Sparsity indicates the number of common words in the tweets. Higher sparsity means the correlation among the tweets in low (there are many zeros in the text document matrix).

Because the number of terms indicates the number of columns in our document. Let's see the most common words and remove the less frequent words

In [18]:
length(findFreqTerms(terms, lowfreq=30)) # this find the words that appears at least 30 times
Out[18]:
186
In [19]:
#let's remove the sparse terms
sparseTerms <- removeSparseTerms(terms, 0.995)
sparseTerms
Out[19]:
<<DocumentTermMatrix (documents: 4000, terms: 299)>>
Non-/sparse entries: 17617/1178383
Sparsity           : 99%
Maximal term length: 18
Weighting          : term frequency (tf)

This has reduce the number of terms from 6826 to just 299 terms. Now, let's convert the sparse matrix into a data frame.

In [20]:
dataframe <- as.data.frame(as.matrix(sparseTerms))

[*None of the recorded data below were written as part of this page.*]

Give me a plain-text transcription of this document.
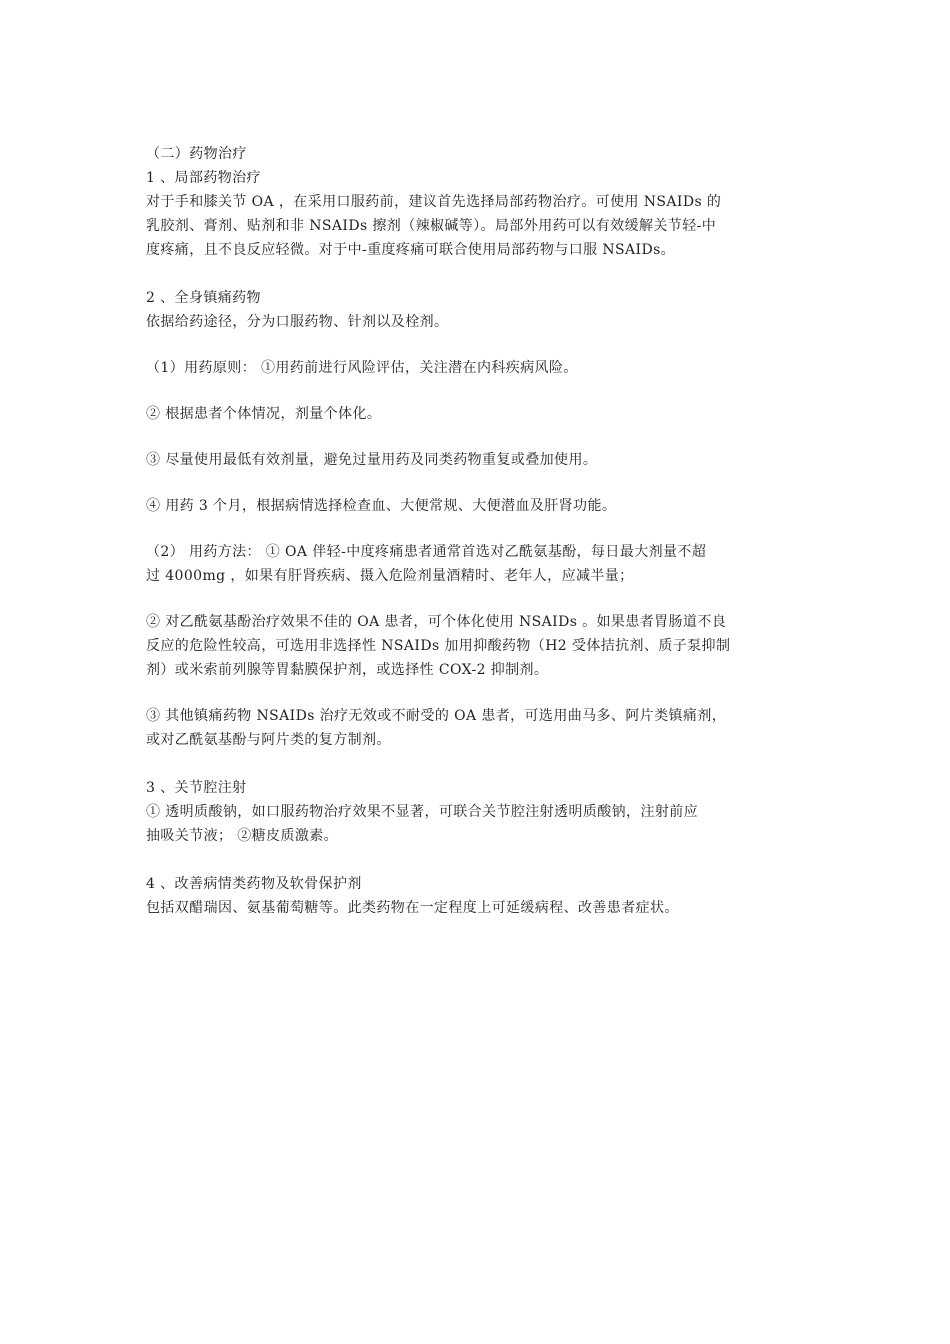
（二）药物治疗
1 、局部药物治疗
对于手和膝关节 OA ，在采用口服药前，建议首先选择局部药物治疗。可使用 NSAIDs 的
乳胶剂、膏剂、贴剂和非 NSAIDs 擦剂（辣椒碱等）。局部外用药可以有效缓解关节轻-中
度疼痛，且不良反应轻微。对于中-重度疼痛可联合使用局部药物与口服 NSAIDs。
2 、全身镇痛药物
依据给药途径，分为口服药物、针剂以及栓剂。
（1）用药原则： ①用药前进行风险评估，关注潜在内科疾病风险。
② 根据患者个体情况，剂量个体化。
③ 尽量使用最低有效剂量，避免过量用药及同类药物重复或叠加使用。
④ 用药 3 个月，根据病情选择检查血、大便常规、大便潜血及肝肾功能。
（2） 用药方法： ① OA 伴轻-中度疼痛患者通常首选对乙酰氨基酚，每日最大剂量不超
过 4000mg ，如果有肝肾疾病、摄入危险剂量酒精时、老年人，应减半量；
② 对乙酰氨基酚治疗效果不佳的 OA 患者，可个体化使用 NSAIDs 。如果患者胃肠道不良
反应的危险性较高，可选用非选择性 NSAIDs 加用抑酸药物（H2 受体拮抗剂、质子泵抑制
剂）或米索前列腺等胃黏膜保护剂，或选择性 COX-2 抑制剂。
③ 其他镇痛药物 NSAIDs 治疗无效或不耐受的 OA 患者，可选用曲马多、阿片类镇痛剂，
或对乙酰氨基酚与阿片类的复方制剂。
3 、关节腔注射
① 透明质酸钠，如口服药物治疗效果不显著，可联合关节腔注射透明质酸钠，注射前应
抽吸关节液； ②糖皮质激素。
4 、改善病情类药物及软骨保护剂
包括双醋瑞因、氨基葡萄糖等。此类药物在一定程度上可延缓病程、改善患者症状。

Since some of the words in the tweets may start with a number, let's make sure the column names are in the proper format.

In [21]:
colnames(dataframe) <- make.names(colnames(dataframe))

Now, let's get the sentiment of each tweets from the scores.sentiment function.

In [22]:
dataframe$Negative <- as.factor(scores$score <=-1)
In [23]:
dataframe$score <- NULL
dataframe$Score <-NULL

The Predictive Models

We will use CART and logistic regression to predict negative sentiment.

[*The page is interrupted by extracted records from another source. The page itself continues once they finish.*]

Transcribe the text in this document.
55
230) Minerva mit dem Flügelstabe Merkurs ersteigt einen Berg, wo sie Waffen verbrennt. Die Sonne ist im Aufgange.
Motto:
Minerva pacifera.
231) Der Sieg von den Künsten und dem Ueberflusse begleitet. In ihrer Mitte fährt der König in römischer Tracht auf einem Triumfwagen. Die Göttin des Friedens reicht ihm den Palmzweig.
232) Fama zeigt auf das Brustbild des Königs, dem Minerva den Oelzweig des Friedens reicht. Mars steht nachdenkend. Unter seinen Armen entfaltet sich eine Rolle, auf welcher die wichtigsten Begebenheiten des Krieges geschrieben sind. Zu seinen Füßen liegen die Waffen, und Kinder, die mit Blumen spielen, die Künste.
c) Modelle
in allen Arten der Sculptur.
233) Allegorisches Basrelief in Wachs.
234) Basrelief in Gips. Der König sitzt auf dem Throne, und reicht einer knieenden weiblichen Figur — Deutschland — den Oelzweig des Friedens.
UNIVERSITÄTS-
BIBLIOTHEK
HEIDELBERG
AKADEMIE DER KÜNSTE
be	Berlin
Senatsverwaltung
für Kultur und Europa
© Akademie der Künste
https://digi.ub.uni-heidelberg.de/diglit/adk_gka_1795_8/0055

Let's split the data into training and testing datasets.

In [24]:
set.seed(1000)
library(caTools)
In [25]:
split <- sample.split(dataframe$Negative, SplitRatio=0.7)
trainData <- subset(dataframe, split==TRUE)
testData <- subset(dataframe, split==FALSE)
In [26]:
modelCART <- rpart(Negative ~., data=trainData, method="class")
prp(modelCART)

From the model, tweets containing the words: dump, falls, hate, lair, attack, conservative, and politica convey negative sentiments.

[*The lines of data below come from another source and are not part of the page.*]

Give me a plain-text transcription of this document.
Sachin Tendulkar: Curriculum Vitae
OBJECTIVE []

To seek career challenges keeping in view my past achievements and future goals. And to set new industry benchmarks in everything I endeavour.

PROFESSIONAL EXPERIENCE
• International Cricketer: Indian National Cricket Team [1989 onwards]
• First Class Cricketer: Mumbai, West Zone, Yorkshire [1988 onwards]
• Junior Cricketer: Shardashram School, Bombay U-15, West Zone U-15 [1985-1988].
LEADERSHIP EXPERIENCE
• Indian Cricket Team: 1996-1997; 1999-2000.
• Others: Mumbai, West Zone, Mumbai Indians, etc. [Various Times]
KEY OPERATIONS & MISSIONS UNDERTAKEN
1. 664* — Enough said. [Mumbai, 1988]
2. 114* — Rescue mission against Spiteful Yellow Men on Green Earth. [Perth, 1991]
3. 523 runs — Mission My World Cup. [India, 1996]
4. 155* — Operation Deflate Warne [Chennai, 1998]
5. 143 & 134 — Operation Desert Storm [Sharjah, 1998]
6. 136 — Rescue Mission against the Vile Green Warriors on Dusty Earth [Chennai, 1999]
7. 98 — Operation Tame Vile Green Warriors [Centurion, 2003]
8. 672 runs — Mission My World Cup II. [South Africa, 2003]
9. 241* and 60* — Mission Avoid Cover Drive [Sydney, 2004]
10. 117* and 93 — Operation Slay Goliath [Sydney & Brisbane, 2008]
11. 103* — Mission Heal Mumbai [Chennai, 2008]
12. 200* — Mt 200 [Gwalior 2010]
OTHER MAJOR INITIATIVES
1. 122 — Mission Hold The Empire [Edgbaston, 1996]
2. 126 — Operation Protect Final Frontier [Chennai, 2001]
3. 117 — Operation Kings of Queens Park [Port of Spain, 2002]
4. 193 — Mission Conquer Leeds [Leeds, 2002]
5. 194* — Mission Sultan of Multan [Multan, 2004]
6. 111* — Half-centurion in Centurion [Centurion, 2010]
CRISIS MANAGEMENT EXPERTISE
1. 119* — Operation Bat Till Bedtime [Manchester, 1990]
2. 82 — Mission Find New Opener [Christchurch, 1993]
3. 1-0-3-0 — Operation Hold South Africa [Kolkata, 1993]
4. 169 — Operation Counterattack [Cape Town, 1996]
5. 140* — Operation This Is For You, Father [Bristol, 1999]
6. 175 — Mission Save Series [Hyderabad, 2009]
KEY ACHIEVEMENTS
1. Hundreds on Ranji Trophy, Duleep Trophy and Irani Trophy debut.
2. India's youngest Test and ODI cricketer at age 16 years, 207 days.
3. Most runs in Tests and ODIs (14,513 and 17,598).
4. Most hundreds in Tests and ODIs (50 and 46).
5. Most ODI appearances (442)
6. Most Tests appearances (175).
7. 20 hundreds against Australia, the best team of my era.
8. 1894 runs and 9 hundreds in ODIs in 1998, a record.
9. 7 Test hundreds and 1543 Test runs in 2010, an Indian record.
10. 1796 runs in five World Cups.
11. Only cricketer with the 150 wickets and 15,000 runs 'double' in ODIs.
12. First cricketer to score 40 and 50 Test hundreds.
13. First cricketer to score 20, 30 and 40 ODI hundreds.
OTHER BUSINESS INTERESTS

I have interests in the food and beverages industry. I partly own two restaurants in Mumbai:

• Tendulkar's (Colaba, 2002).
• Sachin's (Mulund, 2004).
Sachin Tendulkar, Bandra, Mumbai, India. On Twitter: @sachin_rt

Now, let's make prediction on the test dataset.

In [27]:
#make prediction
predictCART <- predict(modelCART, newdata = testData, type="class")
table(testData$Negative, predictCART)
Out[27]:
       predictCART
        FALSE TRUE
  FALSE   892   13
  TRUE    112  183
In [28]:
#Accurary
Accuracy <- (892+183)/sum(table(testData$Negative, predictCART))
round(Accuracy,3)
Out[28]:
0.896

Let's plot the ROC curve.

In [29]:
Prediction_ROC <- predict(modelCART, newdata = testData)
pred <- prediction(Prediction_ROC[,2], testData$Negative)
perf <- performance(pred, "tpr", "fpr")
plot(perf, colorize = TRUE)

The area under the curve is give by:

In [30]:
performance(pred, "auc")@y.values
Out[30]:
  1. 0.80543496582077

Let's compare the CART model with a random forest classification model.

First let's load the required library for the random forest model.

In [31]:
#Random forest model
modelForest <- randomForest(Negative ~ ., data = trainData, nodesize = 25, ntrees = 200)
In [32]:
predictForest <- predict(modelForest, newdata = testData)
table(testData$Negative, predictForest)
Out[32]:
       predictForest
        FALSE TRUE
  FALSE   889   16
  TRUE    105  190
In [34]:
#Accurary
Accuracy <- (889+190)/sum(table(testData$Negative, predictForest))
round(Accuracy,3)
Out[34]:
0.899

Conclusion

    Presidential candidate Donald Trump has the most positive comments while the sentiment towards Hillary Clinton is negative. Tweets containing the words: dump, falls, hate, lair, attack, conservative, and politica convey negative sentiments. The performances of the CART ajd random forest classification models are almost similar. Both models are reasonably good in predicting negative tweets.